Is the system kind of unresponsive (during these spikes) or is it just a “visual” thing?


(Philipp Näther) #9

Not so unusual for me. As you already figured out, some checks consume more CPU utilization than others. SNMP can be a problem sometimes, the hw/sw inventory is a huge factor and some other checks too. We have 110 hosts with 2600 services (direct SNMP checks by far not as much as TCP checks) on a physical machine with an crippling old Xeon E5410 with 4 Cores @ 2,33 GHz. Here my utilization over 1 year:

111

As you can see the system is running on well over 20% total with some heavy peaks aswell. As long as your system doesn’t get unresponsive, as Wolfgang mentioned, I wouldn’t bother. Just give it some more cores, that’s it.


(Chris Gregson) #10

I’d say it’s mostly a ‘visual thing’ - The Web UI can seem a little unresponsive - especially if I’m making edits to a large amount of services.
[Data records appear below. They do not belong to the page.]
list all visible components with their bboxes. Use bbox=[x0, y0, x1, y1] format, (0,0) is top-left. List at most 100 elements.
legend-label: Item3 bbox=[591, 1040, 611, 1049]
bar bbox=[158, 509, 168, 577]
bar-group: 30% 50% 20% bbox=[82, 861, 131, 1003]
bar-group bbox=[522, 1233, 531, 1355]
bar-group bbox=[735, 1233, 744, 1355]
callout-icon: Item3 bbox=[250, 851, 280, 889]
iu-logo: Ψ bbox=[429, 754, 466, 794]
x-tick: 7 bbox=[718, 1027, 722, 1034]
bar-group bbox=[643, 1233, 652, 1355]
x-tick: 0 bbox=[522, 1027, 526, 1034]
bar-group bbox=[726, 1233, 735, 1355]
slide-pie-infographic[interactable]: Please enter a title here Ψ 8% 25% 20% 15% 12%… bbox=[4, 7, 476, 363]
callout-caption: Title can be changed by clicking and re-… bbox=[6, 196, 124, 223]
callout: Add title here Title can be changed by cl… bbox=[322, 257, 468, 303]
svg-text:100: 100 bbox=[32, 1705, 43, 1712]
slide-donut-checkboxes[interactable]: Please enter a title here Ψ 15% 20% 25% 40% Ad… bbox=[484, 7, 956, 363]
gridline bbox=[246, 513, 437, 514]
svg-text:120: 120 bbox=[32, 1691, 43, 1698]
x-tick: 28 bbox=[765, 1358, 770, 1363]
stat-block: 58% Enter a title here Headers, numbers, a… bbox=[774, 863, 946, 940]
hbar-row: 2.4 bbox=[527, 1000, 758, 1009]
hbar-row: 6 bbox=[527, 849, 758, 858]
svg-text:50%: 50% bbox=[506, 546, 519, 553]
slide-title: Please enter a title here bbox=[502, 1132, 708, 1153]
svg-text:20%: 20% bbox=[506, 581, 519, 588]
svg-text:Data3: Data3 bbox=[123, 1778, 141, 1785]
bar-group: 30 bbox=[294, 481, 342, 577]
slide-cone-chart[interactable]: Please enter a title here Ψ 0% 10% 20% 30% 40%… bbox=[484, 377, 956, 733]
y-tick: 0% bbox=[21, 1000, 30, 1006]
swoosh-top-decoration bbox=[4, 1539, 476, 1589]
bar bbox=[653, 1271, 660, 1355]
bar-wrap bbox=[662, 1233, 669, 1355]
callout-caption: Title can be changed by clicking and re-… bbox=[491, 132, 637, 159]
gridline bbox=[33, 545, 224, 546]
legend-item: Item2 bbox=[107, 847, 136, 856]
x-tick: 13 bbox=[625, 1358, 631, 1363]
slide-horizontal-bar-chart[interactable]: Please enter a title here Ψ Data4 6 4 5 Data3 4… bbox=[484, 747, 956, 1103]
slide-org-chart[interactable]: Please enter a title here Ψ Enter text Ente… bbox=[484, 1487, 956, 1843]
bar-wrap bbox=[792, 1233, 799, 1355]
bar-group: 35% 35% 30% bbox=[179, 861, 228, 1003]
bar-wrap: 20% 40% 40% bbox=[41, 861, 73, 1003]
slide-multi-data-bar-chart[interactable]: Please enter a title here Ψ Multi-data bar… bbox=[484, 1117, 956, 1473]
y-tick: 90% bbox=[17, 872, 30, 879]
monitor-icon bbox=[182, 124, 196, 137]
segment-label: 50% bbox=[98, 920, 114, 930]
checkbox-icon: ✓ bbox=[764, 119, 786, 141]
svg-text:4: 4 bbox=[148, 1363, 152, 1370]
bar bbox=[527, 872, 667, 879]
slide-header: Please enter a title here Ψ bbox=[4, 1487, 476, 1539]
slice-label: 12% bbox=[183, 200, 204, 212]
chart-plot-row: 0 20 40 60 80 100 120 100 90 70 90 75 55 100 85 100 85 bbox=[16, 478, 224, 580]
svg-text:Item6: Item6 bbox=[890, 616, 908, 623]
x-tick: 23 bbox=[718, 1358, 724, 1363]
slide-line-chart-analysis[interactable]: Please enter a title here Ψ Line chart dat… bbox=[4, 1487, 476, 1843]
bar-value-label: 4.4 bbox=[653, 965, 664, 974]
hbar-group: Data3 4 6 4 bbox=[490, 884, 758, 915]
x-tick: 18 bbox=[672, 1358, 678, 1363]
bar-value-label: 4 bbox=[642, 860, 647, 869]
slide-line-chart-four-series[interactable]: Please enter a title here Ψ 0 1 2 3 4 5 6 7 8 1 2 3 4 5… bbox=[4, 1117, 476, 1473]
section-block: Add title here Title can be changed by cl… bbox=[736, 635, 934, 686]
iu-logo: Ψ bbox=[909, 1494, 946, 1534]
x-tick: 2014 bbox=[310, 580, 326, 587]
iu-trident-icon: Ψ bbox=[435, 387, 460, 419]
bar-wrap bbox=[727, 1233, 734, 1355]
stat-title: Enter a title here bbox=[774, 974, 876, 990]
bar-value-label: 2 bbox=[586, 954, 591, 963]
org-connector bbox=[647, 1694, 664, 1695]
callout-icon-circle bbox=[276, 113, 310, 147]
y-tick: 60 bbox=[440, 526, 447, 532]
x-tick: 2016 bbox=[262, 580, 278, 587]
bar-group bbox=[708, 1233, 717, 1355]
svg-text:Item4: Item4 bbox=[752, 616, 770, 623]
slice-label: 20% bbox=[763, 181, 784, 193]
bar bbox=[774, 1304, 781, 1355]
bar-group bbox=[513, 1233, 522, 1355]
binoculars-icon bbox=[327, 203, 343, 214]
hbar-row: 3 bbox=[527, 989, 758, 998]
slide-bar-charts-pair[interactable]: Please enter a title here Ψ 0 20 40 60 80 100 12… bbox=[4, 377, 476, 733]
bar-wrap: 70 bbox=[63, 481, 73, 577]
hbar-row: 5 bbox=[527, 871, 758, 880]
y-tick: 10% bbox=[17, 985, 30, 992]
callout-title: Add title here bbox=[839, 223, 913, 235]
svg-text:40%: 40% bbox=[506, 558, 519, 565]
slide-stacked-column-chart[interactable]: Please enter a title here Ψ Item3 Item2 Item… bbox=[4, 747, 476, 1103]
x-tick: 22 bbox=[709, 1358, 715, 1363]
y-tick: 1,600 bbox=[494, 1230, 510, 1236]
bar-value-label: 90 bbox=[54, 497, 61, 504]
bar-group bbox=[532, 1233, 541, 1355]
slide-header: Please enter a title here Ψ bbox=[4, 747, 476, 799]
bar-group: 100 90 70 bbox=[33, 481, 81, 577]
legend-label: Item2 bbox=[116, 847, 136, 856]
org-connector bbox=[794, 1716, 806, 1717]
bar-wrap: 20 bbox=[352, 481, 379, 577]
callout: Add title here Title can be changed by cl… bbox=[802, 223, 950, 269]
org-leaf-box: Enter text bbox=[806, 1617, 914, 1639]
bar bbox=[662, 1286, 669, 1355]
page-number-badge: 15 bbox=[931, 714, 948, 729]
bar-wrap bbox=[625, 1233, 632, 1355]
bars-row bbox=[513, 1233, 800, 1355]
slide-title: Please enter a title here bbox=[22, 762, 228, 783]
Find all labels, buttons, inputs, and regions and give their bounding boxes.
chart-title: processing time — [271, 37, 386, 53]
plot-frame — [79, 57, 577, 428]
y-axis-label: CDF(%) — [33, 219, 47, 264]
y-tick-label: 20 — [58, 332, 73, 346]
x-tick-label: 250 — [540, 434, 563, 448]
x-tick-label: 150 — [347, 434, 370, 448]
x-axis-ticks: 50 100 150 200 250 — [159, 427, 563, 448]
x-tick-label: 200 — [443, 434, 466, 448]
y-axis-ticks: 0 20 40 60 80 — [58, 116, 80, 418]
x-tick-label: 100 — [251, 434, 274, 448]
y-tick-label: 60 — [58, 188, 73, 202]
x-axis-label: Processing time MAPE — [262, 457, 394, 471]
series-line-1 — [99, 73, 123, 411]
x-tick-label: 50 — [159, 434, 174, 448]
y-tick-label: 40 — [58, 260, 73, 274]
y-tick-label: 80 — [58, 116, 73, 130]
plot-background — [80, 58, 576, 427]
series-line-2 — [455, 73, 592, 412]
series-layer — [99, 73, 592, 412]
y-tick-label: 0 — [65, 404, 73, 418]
But - I’d mostly put that down to I/O - since it’s shared on an NFS datastore.


(Chris Gregson) #11

Your CPU utilisation is pretty damn close to what I’m seeing on average (between 35-40% with spikes) both in vSphere and from the RRD graphs.

I’ve given the VM a couple more cores and resigned it as just being a given.

I suppose the first couple of responses to this post threw me off a bit - so I have no idea how they are seeing such lower utilisation given the number of hosts/services and/or plugins present.

P.S - I’m not using hardware/software inventory. I was initially, but found the spikes a little worse.


#12

Well, so far each one only mentioned the number of objects but the check interval is a relevant factor, too. Checking the objects every minute creates another load than checking them every five minutes. Interface traffic, load are more important than disk space so it might be an option to change the check interval for some objects.


#13

I have a couple of VMs with Check_MK monitoring my IT infraestructure; one with 1.2.8 and other with 1.5.0p7 (upgraded from an 1.4.0p37) and the new version is pretty bad about performance levels, the Load average in the old ones was between 1 or 2 but in the new one with 3 cores is moving between 10 and 20.

I hope in future versions the developers can solve this issue.